キルア=ゾルディック
略歴・人物像
伝説の暗殺一家ゾルディック家の三男。銀髪と青い瞳が特徴的な少年。 幼少期から暗殺者としての過酷な英才教育を受けており、毒に対する強い耐性や、数百万ボルトの高圧電流に耐えうる肉体、暗殺術(音を立てずに歩く暗歩、その応用で残像を生み出す肢曲など)を身につけている。暗殺者としての才能はゾルディック家の歴史上でも随一とされ、家族からも後継者として強く期待されていた。
しかし、自分の生き方を決められる環境や家業の暗殺に反発し、家出をして第287期ハンター試験を受験する。そこで同年代のゴン=フリークスと出会い意気投合し、生まれて初めての「友達」となり、以降は彼と行動を共にすることになる。最終試験では兄・イルミ=ゾルディックの精神的な呪縛によって殺人を犯してしまい不合格となるが、その後ゴンたちがゾルディック家まで迎えに来たことで、正式にゴンと共に旅立つことになった(後に第288期ハンター試験を単独で再受験し、他の受験者を全て倒して唯一の合格者としてプロハンターとなっている)。
天空闘技場編やヨークシンシティ編、グリードアイランド編を経て、ゴンと共に様々な死線を潜り抜けながら念能力を習得し、戦闘能力を飛躍的に向上させた。基本的にはクールで頭の回転が速く、飄々とした性格をしているが、ゴンの前では年相応の無邪気な一面や、照れ屋な部分を見せる。その一方で、幼少期に兄イルミに植え付けられた「勝てない敵からは逃げろ」という呪縛に長く苦しめられ、強敵を前にすると無意識のうちに逃避を選びそうになる自分に葛藤していた。

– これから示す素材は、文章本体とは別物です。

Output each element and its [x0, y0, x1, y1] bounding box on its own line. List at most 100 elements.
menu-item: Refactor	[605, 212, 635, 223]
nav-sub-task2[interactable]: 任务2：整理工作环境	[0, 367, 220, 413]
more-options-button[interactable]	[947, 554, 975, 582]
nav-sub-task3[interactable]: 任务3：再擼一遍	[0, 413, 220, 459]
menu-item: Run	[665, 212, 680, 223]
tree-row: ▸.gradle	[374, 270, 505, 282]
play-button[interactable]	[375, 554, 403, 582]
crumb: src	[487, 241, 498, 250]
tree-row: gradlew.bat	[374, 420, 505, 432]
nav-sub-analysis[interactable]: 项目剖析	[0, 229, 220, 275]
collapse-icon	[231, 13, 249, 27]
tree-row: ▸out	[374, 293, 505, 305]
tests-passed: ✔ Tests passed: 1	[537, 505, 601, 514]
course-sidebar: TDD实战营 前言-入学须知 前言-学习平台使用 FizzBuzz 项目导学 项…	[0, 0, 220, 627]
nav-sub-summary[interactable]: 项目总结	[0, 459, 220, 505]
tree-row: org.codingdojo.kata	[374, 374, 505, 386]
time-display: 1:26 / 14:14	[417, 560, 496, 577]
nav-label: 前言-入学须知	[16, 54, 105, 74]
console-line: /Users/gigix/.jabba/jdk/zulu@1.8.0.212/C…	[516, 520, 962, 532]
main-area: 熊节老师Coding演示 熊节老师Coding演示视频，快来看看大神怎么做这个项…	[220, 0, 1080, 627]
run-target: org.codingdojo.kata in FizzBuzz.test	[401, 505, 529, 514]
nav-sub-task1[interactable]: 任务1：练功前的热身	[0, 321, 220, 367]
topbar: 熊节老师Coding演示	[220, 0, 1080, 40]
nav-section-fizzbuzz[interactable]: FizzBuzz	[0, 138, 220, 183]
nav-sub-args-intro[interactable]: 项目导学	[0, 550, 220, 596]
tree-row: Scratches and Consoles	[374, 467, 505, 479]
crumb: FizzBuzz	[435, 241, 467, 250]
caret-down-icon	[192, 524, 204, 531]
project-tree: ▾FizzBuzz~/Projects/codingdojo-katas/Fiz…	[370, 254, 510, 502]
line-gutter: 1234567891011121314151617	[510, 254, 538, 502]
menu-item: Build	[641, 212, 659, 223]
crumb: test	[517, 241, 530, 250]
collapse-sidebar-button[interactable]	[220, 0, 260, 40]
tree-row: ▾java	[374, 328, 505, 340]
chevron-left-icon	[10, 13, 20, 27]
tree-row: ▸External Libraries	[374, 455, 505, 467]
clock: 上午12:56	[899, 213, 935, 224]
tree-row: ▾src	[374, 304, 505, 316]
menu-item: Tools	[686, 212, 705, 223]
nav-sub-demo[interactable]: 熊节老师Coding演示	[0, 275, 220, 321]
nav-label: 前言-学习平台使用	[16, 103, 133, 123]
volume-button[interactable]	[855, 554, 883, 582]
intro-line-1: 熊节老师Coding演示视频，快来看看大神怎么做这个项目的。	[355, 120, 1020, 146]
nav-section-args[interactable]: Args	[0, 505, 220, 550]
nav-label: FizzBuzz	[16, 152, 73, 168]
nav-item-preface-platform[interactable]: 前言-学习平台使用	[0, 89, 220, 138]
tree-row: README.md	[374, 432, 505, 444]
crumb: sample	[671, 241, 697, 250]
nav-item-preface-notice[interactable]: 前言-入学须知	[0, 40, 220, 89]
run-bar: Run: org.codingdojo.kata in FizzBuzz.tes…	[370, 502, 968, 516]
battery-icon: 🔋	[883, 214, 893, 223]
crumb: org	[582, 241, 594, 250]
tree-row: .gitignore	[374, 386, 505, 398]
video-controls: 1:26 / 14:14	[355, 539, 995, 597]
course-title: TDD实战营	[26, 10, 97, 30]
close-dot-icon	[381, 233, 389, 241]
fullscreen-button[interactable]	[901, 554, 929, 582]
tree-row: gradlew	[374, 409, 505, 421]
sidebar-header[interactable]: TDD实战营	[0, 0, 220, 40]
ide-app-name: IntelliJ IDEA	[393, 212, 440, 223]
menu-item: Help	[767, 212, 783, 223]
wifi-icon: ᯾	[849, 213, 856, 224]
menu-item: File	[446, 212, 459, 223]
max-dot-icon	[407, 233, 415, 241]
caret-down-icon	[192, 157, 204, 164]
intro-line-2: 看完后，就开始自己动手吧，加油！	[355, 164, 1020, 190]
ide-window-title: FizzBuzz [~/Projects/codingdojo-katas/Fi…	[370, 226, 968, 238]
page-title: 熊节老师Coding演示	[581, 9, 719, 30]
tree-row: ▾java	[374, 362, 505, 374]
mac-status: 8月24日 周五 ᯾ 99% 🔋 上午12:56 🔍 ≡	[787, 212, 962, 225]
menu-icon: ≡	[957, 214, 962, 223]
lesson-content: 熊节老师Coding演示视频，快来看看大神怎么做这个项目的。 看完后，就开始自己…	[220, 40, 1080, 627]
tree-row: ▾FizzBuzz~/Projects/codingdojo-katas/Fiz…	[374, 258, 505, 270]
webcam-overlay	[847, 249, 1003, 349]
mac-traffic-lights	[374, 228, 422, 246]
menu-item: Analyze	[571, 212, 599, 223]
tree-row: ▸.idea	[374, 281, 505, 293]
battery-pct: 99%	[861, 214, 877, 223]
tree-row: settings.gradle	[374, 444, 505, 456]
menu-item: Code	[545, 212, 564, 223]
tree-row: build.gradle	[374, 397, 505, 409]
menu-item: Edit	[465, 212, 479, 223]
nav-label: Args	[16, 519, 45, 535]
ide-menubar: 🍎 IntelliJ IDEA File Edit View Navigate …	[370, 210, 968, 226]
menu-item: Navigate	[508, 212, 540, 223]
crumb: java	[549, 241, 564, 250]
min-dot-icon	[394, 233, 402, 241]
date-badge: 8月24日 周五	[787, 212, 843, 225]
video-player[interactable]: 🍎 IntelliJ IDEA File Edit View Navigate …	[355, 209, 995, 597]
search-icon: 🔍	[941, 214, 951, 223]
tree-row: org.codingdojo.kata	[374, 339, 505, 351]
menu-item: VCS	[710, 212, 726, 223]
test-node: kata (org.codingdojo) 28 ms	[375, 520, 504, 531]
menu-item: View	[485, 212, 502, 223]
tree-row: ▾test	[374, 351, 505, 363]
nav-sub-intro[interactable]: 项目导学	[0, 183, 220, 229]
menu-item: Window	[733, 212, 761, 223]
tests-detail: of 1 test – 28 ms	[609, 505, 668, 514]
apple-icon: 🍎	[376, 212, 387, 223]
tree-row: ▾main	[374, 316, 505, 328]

キメラ=アント編では、強大な敵との戦いの中でイルミの針を自身の頭部から引き抜くことに成功し、精神的な呪縛から完全に解放される。その後はゴンを命懸けでサポートし、自らの身を挺して戦い抜いた。会長選挙・アルカ編においては、「誓約と制約」の代償によって瀕死の状態に陥ったゴンを救うため、実家に幽閉されていた妹(弟)のアルカ=ゾルディックを連れ出す決意をする。イルミら家族の追手から逃れつつ、アルカ(およびその別人格「ナニカ」)の力を借りてゴンの治療に成功した。ゴンの回復後は、アルカの意思を尊重し、彼女を守りながら共に世界を旅する道を選び、ゴンとは一旦別の道を歩むことになった。
念能力・特殊能力
変化系能力者。オーラを電気の性質に変化させる能力を持つ。幼少期から日常的に高圧電流を浴びる拷問めいた訓練を受けていたため、電気のオーラを創り出し、自身の体に流すことができる。ヨーヨーなどの武器と組み合わせて使用することもある。
雷掌(イズツシ)
両手からスタンガンのような高圧電流を発する技。触れた相手を感電させ、動きを止めることができる。キルアが最初に編み出した電気の念能力。
落雷(ナルカミ)
空中に跳躍し、離れた敵の頭上から落雷のように強力な電流を一直線に落とす技。遠距離からの一撃であり、相手に回避の隙を与えず麻痺させることができる。
神速(カンムル)
自身の肉体(神経網)に電気のオーラを流し込み、限界を超えた速度での移動と反応を可能にする能力。電気を自ら充電する必要があるが、発動中は圧倒的なスピードを誇る。 * 電光石火(でんこうせっか): 自身の意思に従って肉体を限界以上に高速で動かす。長距離の高速移動や、敵の攻撃を避ける際などに使用される。 * 疾風迅雷(しっぷうじんらい): 相手の動き(殺気やオーラの動きなど)を感知し、脳を通さずに反射的に肉体を動かして反撃・回避する。あらかじめプログラムされた動きを自動で行うため、相手がどれほど速くても先手を打つことが可能。